CMAG chief operating officer Evan Tracey says campaigns like cable news because of the broad audience of the political class, corporate executives and the general public that is disposed to making political donations. "It's easier to raise money if people who are writing checks can watch TV and say, 'Hey, that's the ad I'm paying for,'" he says.

For TV stations, "Geography is everything," says Jack Poor, Television Bureau of Advertising (TVB) VP of marketing. Some of the ad-intensive battleground states seem to be in play as constant campaign polling redirects the flow of ad spend. For example, as of a week ago, the Barack Obama campaign seems to have pulled back in normal swing state Florida and in Georgia, which would be a take-away state, but keeps buying local TV in traditional red state North Carolina.

Both presidential candidates are broadening ad spend and demo focus in comparison to past presidential races, with the Obama campaign targeting youth and John McCain reportedly recently buying daytime broadcast network and syndicated shows targeting older-skewing women.

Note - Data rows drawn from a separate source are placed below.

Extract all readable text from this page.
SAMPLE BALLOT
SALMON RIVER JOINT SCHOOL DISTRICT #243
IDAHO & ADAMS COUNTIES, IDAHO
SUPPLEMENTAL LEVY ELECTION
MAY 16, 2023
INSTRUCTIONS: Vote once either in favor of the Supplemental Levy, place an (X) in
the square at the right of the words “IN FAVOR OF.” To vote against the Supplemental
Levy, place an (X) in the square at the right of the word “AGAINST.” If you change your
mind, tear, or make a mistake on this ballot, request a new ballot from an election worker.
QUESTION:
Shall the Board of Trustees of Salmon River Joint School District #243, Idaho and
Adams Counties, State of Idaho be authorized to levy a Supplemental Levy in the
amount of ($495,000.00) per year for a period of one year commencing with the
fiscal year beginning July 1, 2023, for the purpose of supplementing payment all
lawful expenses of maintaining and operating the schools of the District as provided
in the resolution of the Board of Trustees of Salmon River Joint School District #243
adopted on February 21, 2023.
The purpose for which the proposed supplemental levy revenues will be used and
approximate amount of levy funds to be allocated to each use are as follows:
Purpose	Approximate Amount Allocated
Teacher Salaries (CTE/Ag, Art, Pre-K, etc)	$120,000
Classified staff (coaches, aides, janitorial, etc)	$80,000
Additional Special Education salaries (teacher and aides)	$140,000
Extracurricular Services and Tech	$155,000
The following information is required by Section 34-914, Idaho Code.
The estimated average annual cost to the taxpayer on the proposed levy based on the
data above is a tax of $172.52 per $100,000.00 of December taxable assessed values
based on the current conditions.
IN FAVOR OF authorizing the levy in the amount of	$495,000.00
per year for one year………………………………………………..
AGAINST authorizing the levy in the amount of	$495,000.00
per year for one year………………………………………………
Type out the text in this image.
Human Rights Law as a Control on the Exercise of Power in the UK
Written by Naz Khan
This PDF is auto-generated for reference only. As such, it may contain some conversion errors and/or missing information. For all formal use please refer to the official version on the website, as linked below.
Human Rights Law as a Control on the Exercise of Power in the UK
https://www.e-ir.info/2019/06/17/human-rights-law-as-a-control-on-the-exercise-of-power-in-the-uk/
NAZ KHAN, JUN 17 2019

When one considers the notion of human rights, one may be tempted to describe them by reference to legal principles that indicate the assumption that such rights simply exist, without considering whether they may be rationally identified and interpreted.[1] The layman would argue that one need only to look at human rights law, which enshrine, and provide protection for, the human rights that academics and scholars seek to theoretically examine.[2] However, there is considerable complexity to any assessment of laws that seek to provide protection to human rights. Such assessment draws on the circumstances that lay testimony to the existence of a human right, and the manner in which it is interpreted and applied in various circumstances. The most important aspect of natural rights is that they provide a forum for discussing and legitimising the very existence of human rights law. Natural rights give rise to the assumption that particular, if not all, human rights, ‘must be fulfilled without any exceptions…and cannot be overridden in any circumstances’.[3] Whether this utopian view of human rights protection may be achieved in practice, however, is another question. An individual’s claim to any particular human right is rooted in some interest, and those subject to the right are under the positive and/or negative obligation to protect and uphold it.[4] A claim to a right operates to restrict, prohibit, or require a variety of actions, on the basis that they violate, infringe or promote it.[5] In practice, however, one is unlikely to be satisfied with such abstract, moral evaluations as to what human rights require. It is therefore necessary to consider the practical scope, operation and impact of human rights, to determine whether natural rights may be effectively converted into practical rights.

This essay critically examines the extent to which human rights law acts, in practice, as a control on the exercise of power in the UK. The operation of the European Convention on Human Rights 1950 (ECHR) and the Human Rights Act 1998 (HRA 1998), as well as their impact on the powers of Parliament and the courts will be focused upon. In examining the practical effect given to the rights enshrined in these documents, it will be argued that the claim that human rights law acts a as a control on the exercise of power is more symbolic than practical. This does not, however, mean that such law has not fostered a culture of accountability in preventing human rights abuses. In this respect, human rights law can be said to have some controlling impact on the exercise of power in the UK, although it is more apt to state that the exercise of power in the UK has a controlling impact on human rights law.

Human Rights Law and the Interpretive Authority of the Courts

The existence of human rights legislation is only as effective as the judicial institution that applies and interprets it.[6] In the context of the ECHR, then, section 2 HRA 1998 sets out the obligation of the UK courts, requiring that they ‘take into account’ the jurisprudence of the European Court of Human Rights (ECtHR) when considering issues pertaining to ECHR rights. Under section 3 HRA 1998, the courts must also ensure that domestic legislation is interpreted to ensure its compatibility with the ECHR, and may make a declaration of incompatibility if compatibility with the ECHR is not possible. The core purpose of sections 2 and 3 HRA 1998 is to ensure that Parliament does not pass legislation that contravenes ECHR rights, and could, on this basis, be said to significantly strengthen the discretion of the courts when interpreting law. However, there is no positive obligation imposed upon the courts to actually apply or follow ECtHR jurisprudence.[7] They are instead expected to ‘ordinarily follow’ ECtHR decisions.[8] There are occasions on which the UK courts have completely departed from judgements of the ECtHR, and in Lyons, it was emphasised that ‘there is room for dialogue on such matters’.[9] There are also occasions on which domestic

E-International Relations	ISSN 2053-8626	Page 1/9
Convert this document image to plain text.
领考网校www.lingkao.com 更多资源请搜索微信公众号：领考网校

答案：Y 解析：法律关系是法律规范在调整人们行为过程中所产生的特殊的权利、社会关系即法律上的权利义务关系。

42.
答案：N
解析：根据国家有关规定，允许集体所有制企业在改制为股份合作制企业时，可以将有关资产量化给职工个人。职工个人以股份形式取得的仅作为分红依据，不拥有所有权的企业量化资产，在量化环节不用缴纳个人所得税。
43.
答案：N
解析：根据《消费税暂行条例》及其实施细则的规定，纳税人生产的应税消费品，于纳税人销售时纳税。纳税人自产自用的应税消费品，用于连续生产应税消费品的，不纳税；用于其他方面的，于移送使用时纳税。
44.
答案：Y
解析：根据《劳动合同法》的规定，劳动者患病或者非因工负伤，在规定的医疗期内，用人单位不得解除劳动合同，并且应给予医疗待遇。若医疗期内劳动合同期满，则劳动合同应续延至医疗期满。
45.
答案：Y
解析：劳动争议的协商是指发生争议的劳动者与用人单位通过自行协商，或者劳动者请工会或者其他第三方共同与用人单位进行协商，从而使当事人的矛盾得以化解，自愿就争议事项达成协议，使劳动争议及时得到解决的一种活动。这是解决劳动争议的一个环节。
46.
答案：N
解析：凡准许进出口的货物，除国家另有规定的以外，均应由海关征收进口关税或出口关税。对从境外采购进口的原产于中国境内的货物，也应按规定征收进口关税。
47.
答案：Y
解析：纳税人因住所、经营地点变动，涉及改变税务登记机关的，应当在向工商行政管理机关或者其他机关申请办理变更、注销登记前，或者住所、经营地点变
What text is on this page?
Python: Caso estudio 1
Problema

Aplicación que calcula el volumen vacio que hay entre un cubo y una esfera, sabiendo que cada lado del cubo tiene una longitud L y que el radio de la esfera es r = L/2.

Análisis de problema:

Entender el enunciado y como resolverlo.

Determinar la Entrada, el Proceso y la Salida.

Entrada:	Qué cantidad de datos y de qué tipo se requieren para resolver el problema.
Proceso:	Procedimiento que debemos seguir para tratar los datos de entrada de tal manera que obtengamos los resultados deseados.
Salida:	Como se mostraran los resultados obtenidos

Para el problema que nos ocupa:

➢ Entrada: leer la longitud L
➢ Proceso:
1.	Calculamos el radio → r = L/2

Campaign ad spend in 2008 is also destined to be backloaded because the political 527 soft-money committees can advertise up to Election Day, after a 2007 court decision overturned a 60-day blackout. Also, the Obama campaign has no limit on direct spending, since it opted out of the federal campaign finance program.

"Political advertising usually comes down to the last week before the election," says Spot Runner Director of Media Planning Catherine Hahn, who worked for Ronald Reagan's 1984 reelection ad agency. "There seem to be a lot of people in the undecided camp this time around."